Relatos de servidores chegam de todas as partes do País dando conta de que a situação denunciada no livro do Sindireceita se torna pior a cada dia. Um dos principais problemas está na redução do efetivo em unidades importantes, como a Inspetoria de Tabatinga, no Amazonas. Em 2010, quando visitada pela equipe do Sindireceita, o efetivo da Inspetoria era de apenas dois servidores - um auditor e um analista tributário. Hoje a unidade conta apenas com um servidor, que é responsável pelo controle aduaneiro nessa região da tríplice fronteira Brasil-Colômbia-Peru. No começo da semana passada a direção nacional do Sindireceita recebeu a comunicação de que a Superintendência da Receita Federal da 2.ª Região Fiscal, que compreende os Estados da Região Norte, pretende retirar 11 analistas tributários das alfândegas do Porto de Belém e do Aeroporto Internacional da mesma cidade, transferindo esses servidores das áreas de fiscalização para atividades-meio do órgão.

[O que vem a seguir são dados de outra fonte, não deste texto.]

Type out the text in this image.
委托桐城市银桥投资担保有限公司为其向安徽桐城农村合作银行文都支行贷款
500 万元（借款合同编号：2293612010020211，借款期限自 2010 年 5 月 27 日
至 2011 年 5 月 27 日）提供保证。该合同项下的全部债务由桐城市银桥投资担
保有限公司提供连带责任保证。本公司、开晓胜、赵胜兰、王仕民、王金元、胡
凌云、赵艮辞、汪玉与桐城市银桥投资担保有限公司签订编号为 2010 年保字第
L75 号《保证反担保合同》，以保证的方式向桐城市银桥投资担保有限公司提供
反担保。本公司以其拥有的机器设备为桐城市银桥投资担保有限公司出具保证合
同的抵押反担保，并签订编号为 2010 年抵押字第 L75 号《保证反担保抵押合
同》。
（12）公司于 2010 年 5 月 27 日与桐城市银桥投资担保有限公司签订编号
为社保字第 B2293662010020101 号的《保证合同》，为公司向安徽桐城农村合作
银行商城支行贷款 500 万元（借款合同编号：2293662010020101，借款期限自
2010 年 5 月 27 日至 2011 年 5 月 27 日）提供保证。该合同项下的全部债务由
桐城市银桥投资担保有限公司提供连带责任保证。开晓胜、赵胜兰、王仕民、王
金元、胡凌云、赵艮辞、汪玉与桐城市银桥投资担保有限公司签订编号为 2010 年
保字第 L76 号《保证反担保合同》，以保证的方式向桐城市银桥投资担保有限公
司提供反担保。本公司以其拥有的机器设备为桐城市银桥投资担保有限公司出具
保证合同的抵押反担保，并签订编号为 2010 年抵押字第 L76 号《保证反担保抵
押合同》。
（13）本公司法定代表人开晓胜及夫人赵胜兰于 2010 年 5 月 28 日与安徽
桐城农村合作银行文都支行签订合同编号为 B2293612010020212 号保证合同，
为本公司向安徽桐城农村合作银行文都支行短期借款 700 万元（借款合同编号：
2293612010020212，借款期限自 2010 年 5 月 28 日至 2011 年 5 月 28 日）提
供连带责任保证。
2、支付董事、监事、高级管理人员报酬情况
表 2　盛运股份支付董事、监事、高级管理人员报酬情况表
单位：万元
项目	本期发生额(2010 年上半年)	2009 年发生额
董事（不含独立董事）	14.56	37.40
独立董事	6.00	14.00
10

Num momento em que o País está atento ao debate sobre a necessidade de mais investimentos em segurança, é preciso chamar a atenção de todos para o quadro dramático da aduana brasileira. Cabe mais uma vez lembrar que o controle aduaneiro está diretamente ligado ao combate ao flagelo da insegurança pública. O Brasil não conseguirá superar esse obstáculo se não retomar o efetivo controle de suas fronteiras, o que envolve o combate incessante ao tráfico de drogas, armas e munições, ao contrabando e à pirataria. Sem mais servidores e investimentos em infraestrutura, aquisição e manutenção de veículos adaptados a cada região, o Estado brasileiro seguirá travando uma batalha desigual contra o crime organizado, que conhece e explora todas essas deficiências.
Em meio a tantas denúncias, é ainda mais constrangedor perceber que, em reforço à visão tosca que a administração central tem sobre a área aduaneira, parte das soluções para os problemas emperra no corporativismo exacerbado de gestores que fazem a opção por defender privilégios de uma categoria de servidores, tendo a oportunidade de decidir em favor da sociedade e do País.
Neste momento em que a fragilidade da aduana brasileira está exposta, é preciso também ficar atento a atitudes oportunistas de grupos interessados muito mais em manter a situação atual do que realmente agir em favor da sociedade.